Tristan is a navigator, writer and explorer. He is the only living person to have flown solo and sailed singlehanded across the Atlantic and now runs a navigation school. His most recent book is ‘The Walker’s Guide to Outdoor Clues and Signs’
1.For you, what are the joys of natural navigation?
Natural navigation gently forces you to look and think more closely and more distantly than most outdoors people ever do. It draws your focus from a few centimetres to a million miles, literally. Is the clue you need in the delicate structure of the lichen by your nose or the planet emerging from the dusk light?
2. Who have you learned your skills from?
In between ancient knowledge and modern science I have learned as much as I can from indigenous and nomadic tribal people. I have walked with the Tuareg, Bedouin and Dayak in some of the remotest regions on Earth and I never cease to be amazed by the way each group noticed details in the landscape that would pass almost all others by.
In the West this type of observation can add a richness to our lives if we choose, but in the desert or heart of Borneo, it is truly vital knowledge – it adds to a person’s quantity not just quality of life, as these skills remain fundamental to safety and survival.

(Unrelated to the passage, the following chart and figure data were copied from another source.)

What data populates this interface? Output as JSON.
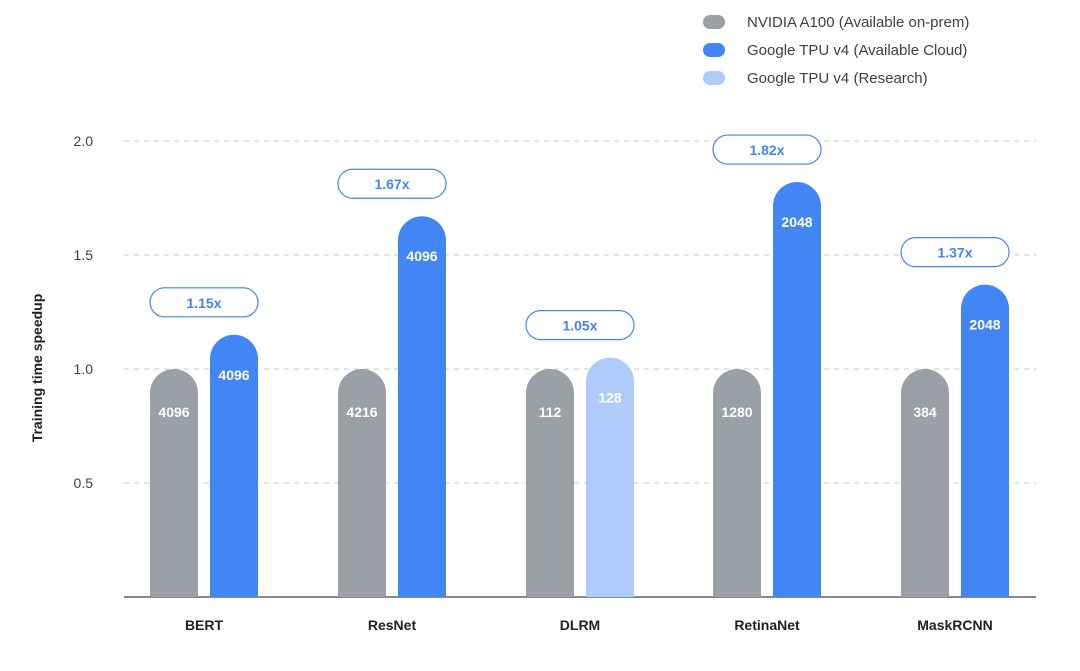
{
  "chart_data": {
    "type": "bar",
    "ylabel": "Training time speedup",
    "xlabel": "",
    "ylim": [
      0,
      2.0
    ],
    "yticks": [
      0.5,
      1.0,
      1.5,
      2.0
    ],
    "ytick_labels": [
      "0.5",
      "1.0",
      "1.5",
      "2.0"
    ],
    "grid": true,
    "legend_position": "top-right",
    "categories": [
      "BERT",
      "ResNet",
      "DLRM",
      "RetinaNet",
      "MaskRCNN"
    ],
    "series": [
      {
        "name": "NVIDIA A100 (Available on-prem)",
        "color": "#9aa0a6",
        "values": [
          1.0,
          1.0,
          1.0,
          1.0,
          1.0
        ],
        "bar_labels": [
          "4096",
          "4216",
          "112",
          "1280",
          "384"
        ]
      },
      {
        "name": "Google TPU v4 (Available Cloud)",
        "color": "#4285f4",
        "values": [
          1.15,
          1.67,
          null,
          1.82,
          1.37
        ],
        "bar_labels": [
          "4096",
          "4096",
          null,
          "2048",
          "2048"
        ]
      },
      {
        "name": "Google TPU v4 (Research)",
        "color": "#aecbfa",
        "values": [
          null,
          null,
          1.05,
          null,
          null
        ],
        "bar_labels": [
          null,
          null,
          "128",
          null,
          null
        ]
      }
    ],
    "speedup_labels": [
      "1.15x",
      "1.67x",
      "1.05x",
      "1.82x",
      "1.37x"
    ]
  }
}
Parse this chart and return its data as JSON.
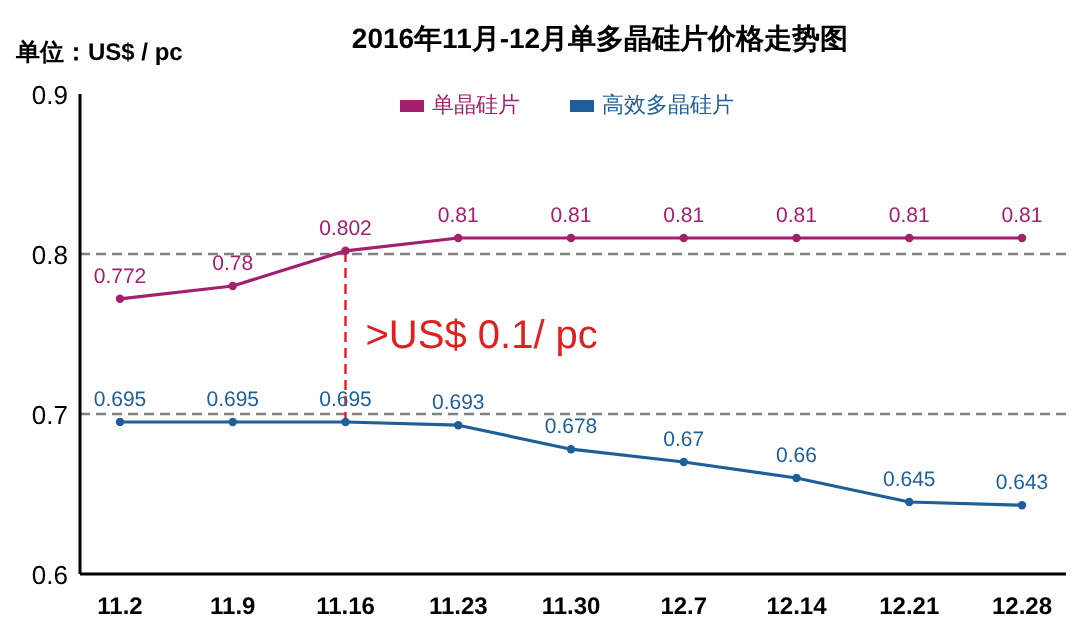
{
  "chart_data": {
    "type": "line",
    "title": "2016年11月-12月单多晶硅片价格走势图",
    "ylabel": "单位：US$ / pc",
    "categories": [
      "11.2",
      "11.9",
      "11.16",
      "11.23",
      "11.30",
      "12.7",
      "12.14",
      "12.21",
      "12.28"
    ],
    "series": [
      {
        "name": "单晶硅片",
        "color": "#a3206e",
        "values": [
          0.772,
          0.78,
          0.802,
          0.81,
          0.81,
          0.81,
          0.81,
          0.81,
          0.81
        ]
      },
      {
        "name": "高效多晶硅片",
        "color": "#1f5f99",
        "values": [
          0.695,
          0.695,
          0.695,
          0.693,
          0.678,
          0.67,
          0.66,
          0.645,
          0.643
        ]
      }
    ],
    "ylim": [
      0.6,
      0.9
    ],
    "yticks": [
      0.6,
      0.7,
      0.8,
      0.9
    ],
    "grid": false,
    "legend": "top",
    "marker": "circle",
    "line_style": "solid",
    "data_labels": true,
    "ref_lines": [
      {
        "axis": "y",
        "value": 0.8,
        "color": "#808080",
        "line_style": "dashed"
      },
      {
        "axis": "y",
        "value": 0.7,
        "color": "#808080",
        "line_style": "dashed"
      },
      {
        "axis": "x",
        "value": "11.16",
        "color": "#e02020",
        "line_style": "dashed"
      }
    ],
    "annotations": [
      {
        "text": ">US$ 0.1/ pc",
        "x": "11.16",
        "y": 0.75
      }
    ]
  }
}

3. Given the title of one of your more recent books, how do you feel we can connect more profoundly with nature and the lands we travel in?

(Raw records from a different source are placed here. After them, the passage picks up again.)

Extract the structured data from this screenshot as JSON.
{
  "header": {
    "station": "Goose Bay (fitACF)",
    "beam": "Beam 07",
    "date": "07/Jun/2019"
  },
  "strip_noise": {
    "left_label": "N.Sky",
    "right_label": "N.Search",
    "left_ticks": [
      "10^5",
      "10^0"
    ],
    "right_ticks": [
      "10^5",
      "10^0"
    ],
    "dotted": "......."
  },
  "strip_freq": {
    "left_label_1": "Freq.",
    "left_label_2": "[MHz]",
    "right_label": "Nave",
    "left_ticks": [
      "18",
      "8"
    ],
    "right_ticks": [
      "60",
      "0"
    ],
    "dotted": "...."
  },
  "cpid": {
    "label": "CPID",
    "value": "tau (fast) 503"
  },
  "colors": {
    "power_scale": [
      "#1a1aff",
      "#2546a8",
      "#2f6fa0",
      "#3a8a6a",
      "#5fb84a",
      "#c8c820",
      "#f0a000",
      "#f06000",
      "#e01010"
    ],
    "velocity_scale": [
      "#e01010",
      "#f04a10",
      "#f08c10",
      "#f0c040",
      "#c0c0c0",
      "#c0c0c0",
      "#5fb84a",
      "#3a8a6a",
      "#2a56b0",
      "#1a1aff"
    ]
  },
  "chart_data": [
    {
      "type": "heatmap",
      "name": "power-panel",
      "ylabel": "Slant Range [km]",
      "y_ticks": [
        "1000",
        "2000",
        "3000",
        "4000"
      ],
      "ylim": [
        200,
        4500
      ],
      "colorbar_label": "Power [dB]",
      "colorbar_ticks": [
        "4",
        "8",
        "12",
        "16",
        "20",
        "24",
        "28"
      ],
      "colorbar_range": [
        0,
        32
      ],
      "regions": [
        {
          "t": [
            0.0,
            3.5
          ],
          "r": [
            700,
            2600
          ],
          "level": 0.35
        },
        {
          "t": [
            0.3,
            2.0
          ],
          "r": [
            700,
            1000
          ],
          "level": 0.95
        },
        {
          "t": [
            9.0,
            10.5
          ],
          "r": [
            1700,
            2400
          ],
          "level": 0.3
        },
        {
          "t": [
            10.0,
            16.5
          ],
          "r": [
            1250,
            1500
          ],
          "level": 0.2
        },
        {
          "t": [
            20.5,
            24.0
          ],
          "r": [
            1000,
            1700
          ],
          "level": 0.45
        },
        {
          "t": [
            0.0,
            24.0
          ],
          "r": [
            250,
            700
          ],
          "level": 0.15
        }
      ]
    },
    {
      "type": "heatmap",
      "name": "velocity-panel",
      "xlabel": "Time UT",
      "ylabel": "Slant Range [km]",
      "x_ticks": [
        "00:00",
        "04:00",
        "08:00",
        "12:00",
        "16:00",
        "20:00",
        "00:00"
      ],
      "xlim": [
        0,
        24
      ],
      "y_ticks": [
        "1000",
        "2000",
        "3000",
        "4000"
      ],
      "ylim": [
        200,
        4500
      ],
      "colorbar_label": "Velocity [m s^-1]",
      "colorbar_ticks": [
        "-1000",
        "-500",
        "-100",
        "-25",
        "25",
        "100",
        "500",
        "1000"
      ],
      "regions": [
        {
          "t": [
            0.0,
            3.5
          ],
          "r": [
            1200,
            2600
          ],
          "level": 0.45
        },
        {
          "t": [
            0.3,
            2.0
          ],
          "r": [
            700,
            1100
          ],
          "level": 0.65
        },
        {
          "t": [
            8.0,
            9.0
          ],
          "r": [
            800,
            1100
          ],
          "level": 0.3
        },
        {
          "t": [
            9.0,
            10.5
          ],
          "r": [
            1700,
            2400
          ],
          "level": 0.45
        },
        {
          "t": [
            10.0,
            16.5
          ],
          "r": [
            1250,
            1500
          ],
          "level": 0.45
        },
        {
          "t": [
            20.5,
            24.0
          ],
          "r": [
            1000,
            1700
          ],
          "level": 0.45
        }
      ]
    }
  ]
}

Don’t start by considering ‘nature’ as one big bag. Instead consider your personal and most fundamental interests and then use these to find a bridge into the natural world.
If, like me, you enjoy travel and shaping journeys, then natural navigation is a great way in. But many people find food and drink more intriguing and for them foraging is a great practical way in. If the home or property stir your imagination then learn about the quality of natural materials: will your home benefit from the clean light lines of pine or the richer swirls of cherry wood, for example. Very few people are able to get through a day without thinking about the relationships in their life and nature can offer wonderful daily counsel here. Nature might not enter your thoughts in your quiet moments at first, but once you discover the connection between your passions and the natural world, then both start to together.